В споре с Толстым. На весах жизни (Булгаков) - страница 34

* * *

Лев Николаевич говорит о «более полном исполнении воли Бога» (письмо к Полонскому, 7 апреля 1898 г.)>27.

Да, да… Гляжу я в это синее небо и вижу этот нетленный идеал полного выполнения воли Бога.

В чем он? В полном отречении от себя? Да?..

Но нет! —

Не может быть воля Бога в противоречии с тем положением, в которое Бог поставил нас здесь, на земле.

* * *

Самоотречение, долг самоотречения!.. Кажется, в любую христианскую концепцию, – все равно, в церковническую или сектантскую, – и в любую философско-идеалистическую систему входит это понятие, понятие самоотречения, как нечто неизбежное, само собой разумеющееся. Но вот философ-идеалист Иоганн Готлиб Фихте учит о другой нравственной обязанности, о другом долге, именно – о долге самосохранения. Что он под этим разумеет? Нравственную обязанность человека воздерживаться от изнуряющего поста, от чрезмерного труда, безудержного разврата, попыток самоубийства, неэкономичной траты духовных сил и т. д., предписывая, вместо этого, разумный, нормальный, гигиенический образ жизни.

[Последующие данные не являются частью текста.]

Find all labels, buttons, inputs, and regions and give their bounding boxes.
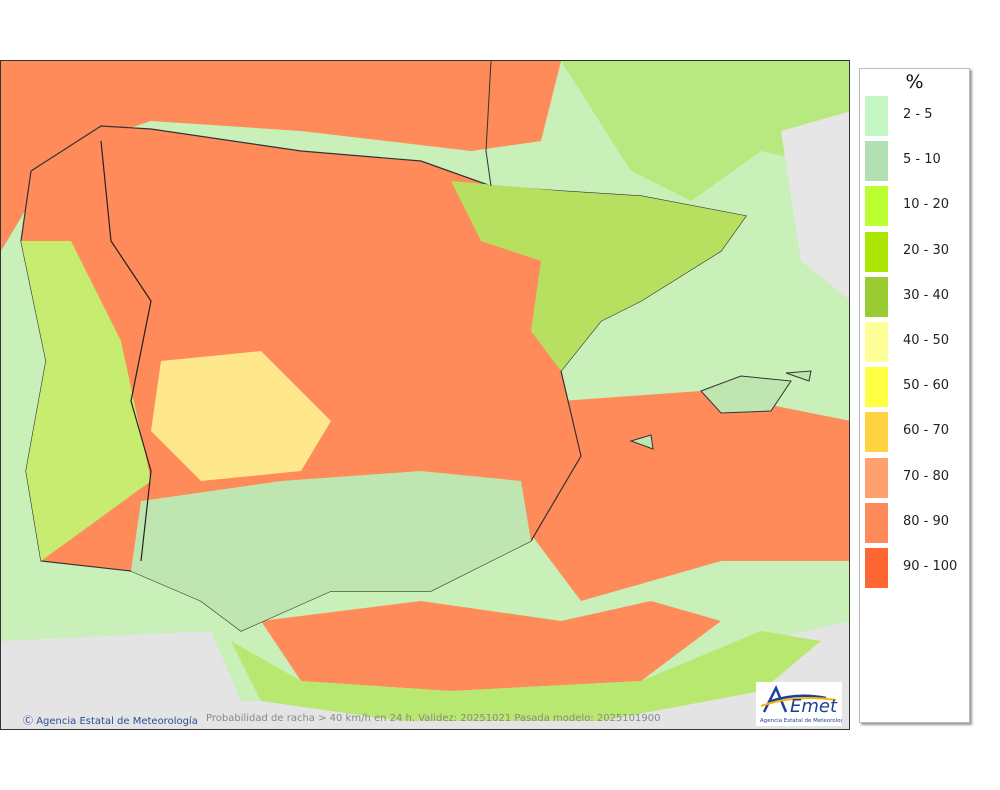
- africa-green: [231, 631, 821, 721]
- east-sea-grey: [781, 111, 849, 300]
- legend-label: 90 - 100: [903, 559, 958, 574]
- legend: % 2 - 5 5 - 10 10 - 20 20 - 30 30 - 40 40 - 5…: [859, 68, 970, 723]
- north-atlantic-high: [1, 61, 561, 251]
- map-caption: Probabilidad de racha > 40 km/h en 24 h.…: [206, 713, 661, 724]
- svg-text:Emet: Emet: [790, 696, 838, 717]
- legend-item: 10 - 20: [865, 186, 970, 227]
- svg-text:Agencia Estatal de Meteorologí: Agencia Estatal de Meteorología: [760, 717, 842, 724]
- menorca: [785, 370, 812, 382]
- legend-label: 20 - 30: [903, 242, 950, 258]
- legend-swatch: [865, 186, 888, 227]
- legend-label: 5 - 10: [903, 152, 941, 168]
- legend-item: 20 - 30: [865, 231, 970, 272]
- legend-label: 70 - 80: [903, 468, 950, 484]
- legend-item: 50 - 60: [865, 367, 970, 408]
- ibiza: [629, 434, 654, 450]
- legend-label: 40 - 50: [903, 333, 950, 348]
- legend-label: 10 - 20: [903, 197, 950, 213]
- alboran-high: [261, 601, 721, 691]
- portugal-border: [100, 140, 152, 562]
- legend-item: 90 - 100: [865, 548, 970, 588]
- legend-item: 30 - 40: [865, 276, 970, 317]
- france-border: [485, 61, 492, 187]
- legend-item: 5 - 10: [865, 141, 970, 182]
- legend-swatch: [865, 231, 888, 272]
- legend-swatch: [865, 276, 888, 317]
- center-yellow-region: [151, 351, 331, 481]
- legend-label: 60 - 70: [903, 423, 950, 439]
- legend-item: 40 - 50: [865, 322, 970, 362]
- legend-item: 60 - 70: [865, 412, 970, 453]
- legend-item: 70 - 80: [865, 457, 970, 498]
- legend-swatch: [865, 367, 888, 408]
- legend-label: 30 - 40: [903, 287, 950, 303]
- ne-green-region: [451, 181, 746, 371]
- map-canvas: [1, 61, 849, 729]
- aemet-logo: Emet Agencia Estatal de Meteorología: [756, 682, 849, 726]
- legend-label: 2 - 5: [903, 107, 933, 122]
- legend-swatch: [865, 322, 888, 362]
- mediterranean-high: [521, 391, 849, 601]
- legend-swatch: [865, 412, 888, 453]
- copyright-label: Agencia Estatal de Meteorología: [36, 716, 198, 727]
- legend-swatch: [865, 457, 888, 498]
- legend-label: 80 - 90: [903, 513, 950, 529]
- legend-swatch: [865, 502, 888, 543]
- aemet-logo-graphic: Emet Agencia Estatal de Meteorología: [760, 684, 849, 724]
- legend-label: 50 - 60: [903, 378, 950, 394]
- nw-sea-green: [561, 61, 849, 201]
- legend-swatch: [865, 141, 888, 182]
- copyright-text: Ⓒ Agencia Estatal de Meteorología: [23, 716, 198, 727]
- south-green-region: [131, 471, 531, 631]
- mallorca: [700, 375, 792, 414]
- legend-title: %: [905, 71, 924, 93]
- legend-swatch: [865, 548, 888, 588]
- west-green-region: [21, 241, 151, 561]
- legend-item: 2 - 5: [865, 96, 970, 136]
- probability-map: Ⓒ Agencia Estatal de Meteorología Probab…: [0, 60, 850, 730]
- legend-swatch: [865, 96, 888, 136]
- legend-item: 80 - 90: [865, 502, 970, 543]
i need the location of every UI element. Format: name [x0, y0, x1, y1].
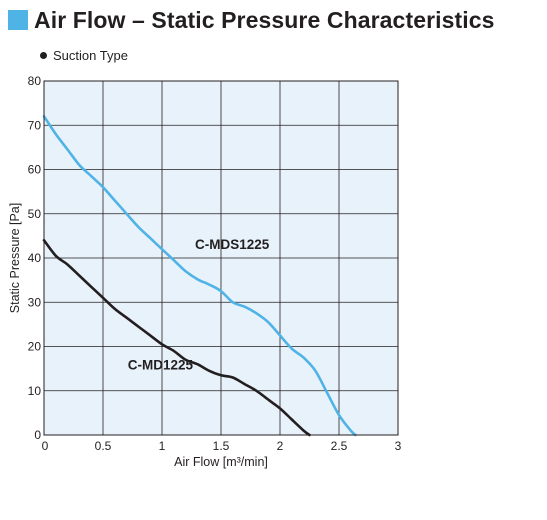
- y-tick-label-0: 0: [34, 428, 41, 442]
- x-tick-label-5: 2.5: [331, 439, 348, 453]
- y-tick-label-1: 10: [28, 384, 42, 398]
- x-tick-label-3: 1.5: [213, 439, 230, 453]
- series-line-c-md1225: [42, 239, 311, 437]
- y-tick-labels: 0 10 20 30 40 50 60 70 80: [28, 74, 42, 442]
- series-line-c-mds1225: [42, 115, 357, 437]
- y-axis-label: Static Pressure [Pa]: [8, 203, 22, 313]
- title-square-icon: [8, 10, 28, 30]
- plot-frame: [43, 80, 399, 436]
- y-tick-label-7: 70: [28, 118, 42, 132]
- y-tick-label-5: 50: [28, 207, 42, 221]
- x-tick-label-1: 0.5: [95, 439, 112, 453]
- x-axis-label: Air Flow [m³/min]: [174, 455, 268, 469]
- x-tick-label-6: 3: [395, 439, 402, 453]
- y-tick-label-2: 20: [28, 340, 42, 354]
- series-label-c-md1225: C-MD1225: [128, 358, 194, 373]
- y-tick-label-4: 40: [28, 251, 42, 265]
- x-tick-label-4: 2: [277, 439, 284, 453]
- chart-subtitle: Suction Type: [53, 47, 128, 63]
- x-tick-labels: 0 0.5 1 1.5 2 2.5 3: [42, 439, 402, 453]
- y-tick-label-6: 60: [28, 163, 42, 177]
- y-tick-label-3: 30: [28, 295, 42, 309]
- series-labels: C-MDS1225 C-MD1225: [128, 237, 270, 372]
- bullet-icon: [40, 51, 47, 59]
- x-tick-label-2: 1: [159, 439, 166, 453]
- page-title: Air Flow – Static Pressure Characteristi…: [34, 6, 495, 33]
- curves: [42, 115, 357, 437]
- series-label-c-mds1225: C-MDS1225: [195, 237, 270, 252]
- title-row: Air Flow – Static Pressure Characteristi…: [8, 6, 495, 34]
- subtitle-row: Suction Type: [40, 46, 128, 64]
- x-tick-label-0: 0: [42, 439, 49, 453]
- y-tick-label-8: 80: [28, 74, 42, 88]
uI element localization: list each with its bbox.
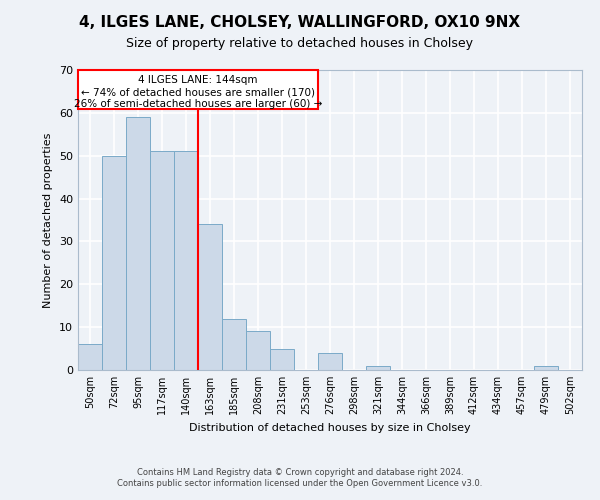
Bar <box>270 348 294 370</box>
Bar <box>126 117 150 370</box>
Bar <box>534 366 558 370</box>
Bar <box>198 224 222 370</box>
Text: 4, ILGES LANE, CHOLSEY, WALLINGFORD, OX10 9NX: 4, ILGES LANE, CHOLSEY, WALLINGFORD, OX1… <box>79 15 521 30</box>
Bar <box>366 366 390 370</box>
X-axis label: Distribution of detached houses by size in Cholsey: Distribution of detached houses by size … <box>189 422 471 432</box>
Text: 4 ILGES LANE: 144sqm: 4 ILGES LANE: 144sqm <box>138 75 258 85</box>
Text: ← 74% of detached houses are smaller (170): ← 74% of detached houses are smaller (17… <box>81 87 315 97</box>
Bar <box>102 156 126 370</box>
Bar <box>174 152 198 370</box>
Y-axis label: Number of detached properties: Number of detached properties <box>43 132 53 308</box>
Bar <box>150 152 174 370</box>
Bar <box>78 70 318 108</box>
Bar <box>318 353 342 370</box>
Text: 26% of semi-detached houses are larger (60) →: 26% of semi-detached houses are larger (… <box>74 99 322 109</box>
Bar <box>222 318 246 370</box>
Bar <box>246 332 270 370</box>
Text: Size of property relative to detached houses in Cholsey: Size of property relative to detached ho… <box>127 38 473 51</box>
Text: Contains HM Land Registry data © Crown copyright and database right 2024.
Contai: Contains HM Land Registry data © Crown c… <box>118 468 482 487</box>
Bar <box>78 344 102 370</box>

Где же больше любви к человеку: в этой заботе о нем или в требованиях самоотречения во имя самоотречения?

* * *

В 1914–1915 гг. я долго содержался в тюрьме за воззвание против войны. Все пережитое и перенесенное в заключении вызвало во мне много мыслей – на тему о самоотречении. Да, состояние внутренней независимости и силы духа, которого достиг я в тюрьме, было, кажется, «наивысшим» моментом в моей жизни. Я стоял на пути к осуществлению идеала полного «самоотречения», – идеала, который, по всей справедливости, должен был бы носить имя «самоутверждения», ибо, отрекаясь от тела, мы утверждаемся в духе.

Но не является ли высокая оценка «самоотречения», т. е. крайности в борьбе за свое духовное бытие, за обеспечение свободы своего духовного «я», уместной и справедливой только в подобного рода исключительных условиях, условиях внешнего принуждения, в каких, скажем, человек, преследуемый за свои убеждения, находится в тюрьме? По отношению только к мученику за идею, за веру? И не есть ли, наоборот, «самоотречение» добровольное, осуществляющееся человеком, полным сил и жизни, без всякого определенного внешнего повода и без всякого давления со стороны, – «самоотречение» монаха-аскета, например, – чем-то совершенно иным, быть может, теряющим тот светлый ореол, которым сознание наше невольно окружает затравленного грубыми, нетерпимыми и жестокими людьми героя-мученика?

В самом деле, если хорошо и похвально сохранить мужество и полное презрение к окружающей обстановке, будучи брошенным врагами в сырую, грязную, холодную и голодную тюрьму, – то было ли бы так же хорошо и похвально, со стороны здорового и сильного человека, самому заключаться в подобную тюрьму?